Reflünün stresle ilişkisiyle ilgili olarak uzmanlar, stresin reflüye doğrudan yol açmadığını ancak kişinin halihazırda var olan reflüsünü tetiklediğini belirtiyor. Yüksek stres düzeyi böbrek üstü bezinin kortizol hormonu salgılamasını ve kandaki kortizol düzeyinin artmasını sağlıyor. Bu durumda reflüsü olan kişinin midesinde yanma hissi başlıyor veya artıyor. Yani stres reflünün sebebi değil, olsa olsa tetikleyicisi. Ama özellikle gündelik sohbetlerde ve medyada stresin reflüye sebep olabileceği gibi yanlış bir kanı hakim.
Bir başka araştırma sonucunda ise stresin asit artırıcı olduğu, reflüyü direkt tetikleyecek bir işlevi olmadığı, ancak stresli kişilerin acıya daha duyarlı oldukları için mide yanmasını daha şiddetli hissettikleri öne sürülüyor.
Yapılan araştırmalarda reflünün kadınlar arasında daha yaygın olduğu gözlemleniyor. Ayrıca çocuk ve yaşlılarda daha ciddi sağlık sorunlarına dönüşebilme riski taşıyor. Örneğin bronşit, astım, zatürre, anemi, çocuklarda gelişim bozuklukları, yemek borusu iltihabı ve sindirim kanalı bozuklukları, reflünün yol açabileceği daha önemli rahatsızlıklardan.

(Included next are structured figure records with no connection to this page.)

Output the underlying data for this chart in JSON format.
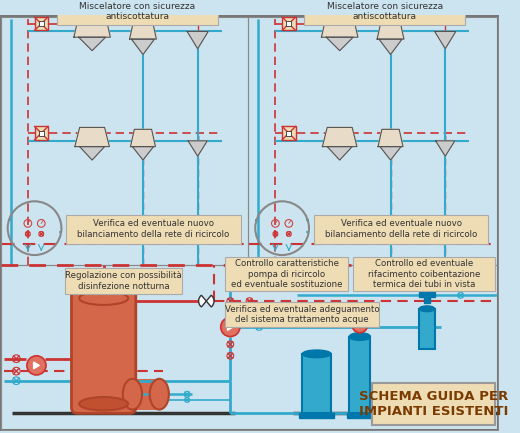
{
  "bg": "#cce4ef",
  "red": "#cc3333",
  "cyan": "#33aacc",
  "dark": "#333333",
  "gray": "#888888",
  "boiler_fill": "#d4674a",
  "boiler_edge": "#b04428",
  "tank_fill": "#33aacc",
  "tank_edge": "#0077aa",
  "pump_fill": "#e07060",
  "label_bg": "#eedcb4",
  "label_edge": "#aaaaaa",
  "schema_text": "#7a3a00",
  "fixture_fill": "#e8dcc8",
  "fixture_edge": "#555555",
  "gray_fill": "#cccccc",
  "white": "#ffffff",
  "title": "SCHEMA GUIDA PER\nIMPIANTI ESISTENTI",
  "lbl_mixer": "Miscelatore con sicurezza\nantiscottatura",
  "lbl_balance": "Verifica ed eventuale nuovo\nbilanciamento della rete di ricircolo",
  "lbl_regulation": "Regolazione con possibilità\ndisinfezione notturna",
  "lbl_pump": "Controllo caratteristiche\npompa di ricircolo\ned eventuale sostituzione",
  "lbl_insulation": "Controllo ed eventuale\nrifacimento coibentazione\ntermica dei tubi in vista",
  "lbl_water": "Verifica ed eventuale adeguamento\ndel sistema trattamento acque"
}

Reflüyle ilgili tartışmalı gelişmeler
Reflü her ne kadar çok yaygın bir rahatsızlık olsa da araştırmacılar, reflünün kaynağıyla ilgili farklı görüşlere sahip. University of Texas Southwestern Medical Center ve Dallas VA Medical Center’ın araştırmaları, reflünün yemek borusu kapakçığının fonksiyon bozukluğu değil, sitokin adlı proteinlerin salgılanması sonucu oluşan bir iltihap olduğunu öne sürüyor. Bu durumun, reflünün halihazırdaki tedavisinde bir değişiklik yaratmayacağı ancak uzun vadede farklı çözümler üretilmesini sağlayabileceği bildiriliyor. Örneğin var olan iltihabı hedef alan ilaçlar, reflü için yeni bir tedavi yöntemi olabilir.
İlaç kullanmak mı sağlıklı beslenmek mi?
JAMA Otolaryngology-Head & Neck Surgery’de yayınlanan bir başka çalışma ise reflünün tedavisinde, beslenmenin en az ilaçlar kadar etkili olabileceğini ortaya koyuyor. Özellikle Akdeniz tipi beslenme olarak tabir edilen diyetler yani meyve, sebze, kabuklu yemiş ve baklagillerden zengin beslenme tiplerinin, reflü semptomlarını iyileştirmede en az antireflü ilaçları (PPI) kadar etkili olduğu belirtiliyor. Araştırma sırasında kontrol grubunda Akdeniz tipi beslenmenin yanı sıra fazla asidi dengelemesi için alkali su tüketimine başlanmış. Aynı rahatsızlığa sahip 85 hasta antireflü ilaçları kullanırken 99 hasta ise ilaç kullanmayıp bu diyeti uygulamış. Her iki grup da reflüyü tetiklediğine inanılan çay, kahve, kızartma, çikolata, gazlı içecekler, alkol ve benzerlerinden uzak durmuş. Altı hafta sonunda diyetini değiştiren grubun reflü semptomlarının, ilaç kullanan gruba göre biraz daha fazla iyileşme gösterdiği kaydedilmiş.
Reflü sahibi kişilere önerilen perhizler, aslında sağlıklı beslenmek için de iyi bir bahane. Birçok modern çağ hastalığına yakalanmamanın veya onlardan kurtulmanın yolunun iyi beslenmekten geçtiği aşikarken, reflü ve benzeri rahatsızlıkların bu kadar hızlı artması modern çağın aslında bize ne kadar çok sorun hediye ettiğinin de kanıtı.